ENHANCING GLUCOSE OXIDATION AS AN APPROACH TO TREAT 403 HEART FAILURE


Gary Lopaschuk, Ph.D., University of Alberta, Edmonton, AB, Canada

 

Alterations in cardiac energy metabolism contribute to the impaired heart function observed in heart failure patients. The failing heart is both energy compromised, as well as inefficient at producing energy. Defects in the rates of O2 consumption and mitochondrial electron transport activity occur in advanced stages of heart failure, which decrease ATP generation. This results in an increase in glycolysis as a source of ATP production. Unfortunately, while glycolysis increases, the second part of the glucose metabolic pathway, glucose oxidation, decreases because it is a mitochondrial dependent process. As a result, an increased uncoupling of glycolysis from glucose oxidation enhances H+ and lactate production. This can decrease cardiac efficiency, as ATP produced by the heart is directed away from use by the contractile proteins towards use in clearance of the H+’s.
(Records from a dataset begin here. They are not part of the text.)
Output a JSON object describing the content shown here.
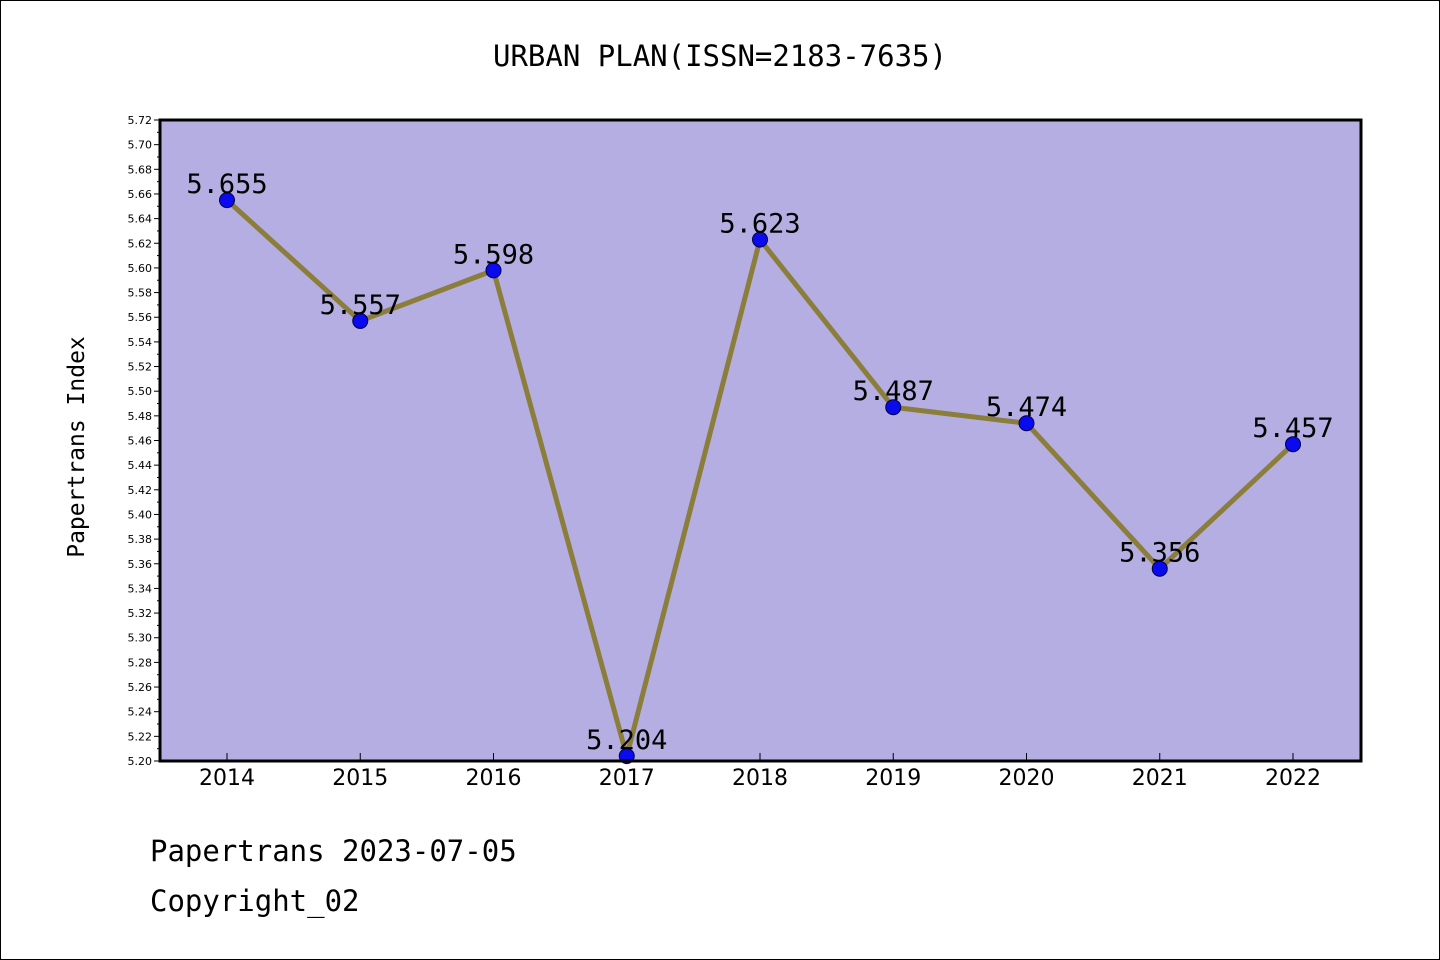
{
  "chart_data": {
    "type": "line",
    "title": "URBAN PLAN(ISSN=2183-7635)",
    "ylabel": "Papertrans Index",
    "xlabel": "",
    "categories": [
      "2014",
      "2015",
      "2016",
      "2017",
      "2018",
      "2019",
      "2020",
      "2021",
      "2022"
    ],
    "values": [
      5.655,
      5.557,
      5.598,
      5.204,
      5.623,
      5.487,
      5.474,
      5.356,
      5.457
    ],
    "data_labels": [
      "5.655",
      "5.557",
      "5.598",
      "5.204",
      "5.623",
      "5.487",
      "5.474",
      "5.356",
      "5.457"
    ],
    "ylim": [
      5.2,
      5.72
    ],
    "yticks": [
      "5.20",
      "5.22",
      "5.24",
      "5.26",
      "5.28",
      "5.30",
      "5.32",
      "5.34",
      "5.36",
      "5.38",
      "5.40",
      "5.42",
      "5.44",
      "5.46",
      "5.48",
      "5.50",
      "5.52",
      "5.54",
      "5.56",
      "5.58",
      "5.60",
      "5.62",
      "5.64",
      "5.66",
      "5.68",
      "5.70",
      "5.72"
    ],
    "grid": false,
    "legend": "none",
    "colors": {
      "plot_background": "#b5aee2",
      "line": "#8b7d3a",
      "marker": "#0a0aee",
      "axis": "#000000"
    }
  },
  "footer": {
    "line1": "Papertrans 2023-07-05",
    "line2": "Copyright_02"
  }
}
One promising strategy to increase cardiac efficiency in the failing heart is to directly stimulate glucose oxidation, thereby improving the coupling of glycolysis to glucose oxidation. This can be achieved with agents like dichloroacetate, which stimulate pyruvate dehydrogenase, the rate-limiting enzyme involved in glucose oxidation, and improves cardiac efficiency and function in the failing heart. Alternatively, glucose oxidation can be stimulated indirectly by inhibiting fatty acid oxidation. Fatty acid oxidation inhibitors such as trimetazidine and perhexiline increase glucose oxidation in the heart, and have been shown to be beneficial in treating heart failure. As a result, enhancing glucose oxidation is a potential novel therapeutic approach to treating heart failure.